Analisi dell’inchiostro:
Inizialmente ho trattato il tatuaggio come un comune segno cutaneo, ma le anomalie sono emerse subito dopo le analisi chimiche. L’inchiostro, se così si può chiamare, non risponde a nessuno dei test standard. Non reagisce alla luce UV, non si scompone in alcuna delle sostanze note in laboratorio. Ho eseguito ulteriori esami molecolari, ma i risultati sono stati… assurdi.
Conclusione sull’inchiostro:
L’inchiostro non esiste in nessuna forma riconosciuta. Non c’è traccia di pigmenti organici o sintetici, e non ha alcuna composizione chimica rilevabile. È come se fosse fatto di pura ombra, di vuoto. Ho esaminato centinaia di corpi, ho visto tatuaggi mal eseguiti, marchi amatoriali e segni professionali, ma questo… questo tatuaggio non è di questo mondo.

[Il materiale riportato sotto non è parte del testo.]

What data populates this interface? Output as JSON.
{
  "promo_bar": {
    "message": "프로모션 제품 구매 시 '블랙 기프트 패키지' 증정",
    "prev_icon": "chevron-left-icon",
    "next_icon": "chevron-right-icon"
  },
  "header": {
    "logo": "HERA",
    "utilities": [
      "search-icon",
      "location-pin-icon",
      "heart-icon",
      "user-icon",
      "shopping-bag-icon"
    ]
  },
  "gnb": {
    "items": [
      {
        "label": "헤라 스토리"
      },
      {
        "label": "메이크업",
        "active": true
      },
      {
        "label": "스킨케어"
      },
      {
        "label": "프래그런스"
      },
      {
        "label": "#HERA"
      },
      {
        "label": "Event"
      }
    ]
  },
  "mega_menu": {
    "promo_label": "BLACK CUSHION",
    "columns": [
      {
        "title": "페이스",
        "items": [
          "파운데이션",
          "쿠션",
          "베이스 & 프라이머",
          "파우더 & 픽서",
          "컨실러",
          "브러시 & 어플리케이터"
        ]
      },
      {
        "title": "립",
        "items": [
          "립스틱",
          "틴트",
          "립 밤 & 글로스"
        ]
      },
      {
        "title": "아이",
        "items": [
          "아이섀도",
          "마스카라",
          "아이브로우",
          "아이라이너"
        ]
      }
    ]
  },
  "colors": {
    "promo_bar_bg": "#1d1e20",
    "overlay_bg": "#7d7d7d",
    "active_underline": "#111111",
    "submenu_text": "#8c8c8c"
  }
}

Non mi è possibile stabilire da cosa sia composto l’inchiostro. Sembra quasi… etereo, come se provenisse da un luogo che non comprendiamo. È come se non appartenesse a nessuna sostanza conosciuta sulla Terra.
Annotazioni personali:
Sono solo. La luce al neon, qui sopra, è l’unica compagnia che ho, e il suo tremolio costante sembra voler raccontare qualcosa che preferirei non ascoltare. Ho deciso di lasciare queste annotazioni personali non perché creda che qualcuno le leggerà davvero, ma perché non posso portarmi dentro ciò che sto provando. Qualcosa non va, e non mi riferisco solo al caso. È come se fossi sul ciglio di un abisso, un abisso che mi fissa indietro.
Ogni volta che abbasso lo sguardo su quel tatuaggio — “La Luna” — mi sembra che la temperatura cali di qualche grado. È come se quella figura non fosse solo inchiostro sulla pelle, ma qualcosa di vivo, qualcosa che osserva e si nasconde dietro un velo di tranquillità. È impossibile spiegare come un disegno possa esercitare una tale pressione psicologica, ma sento la sua presenza. Mi sento osservato, persino adesso, e non posso fare a meno di guardarmi intorno. Nessuno, ovviamente. Solo l’eco di qualche passo nel corridoio, il ronzio del frigorifero, il rumore metallico dei miei strumenti.
Ma l’aria… l’aria è diventata densa, opprimente. Come se ci fosse qualcosa di invisibile che si muove nelle ombre, qualcosa che vuole essere visto ma che sfugge ogni volta che cerco di afferrare il suo senso.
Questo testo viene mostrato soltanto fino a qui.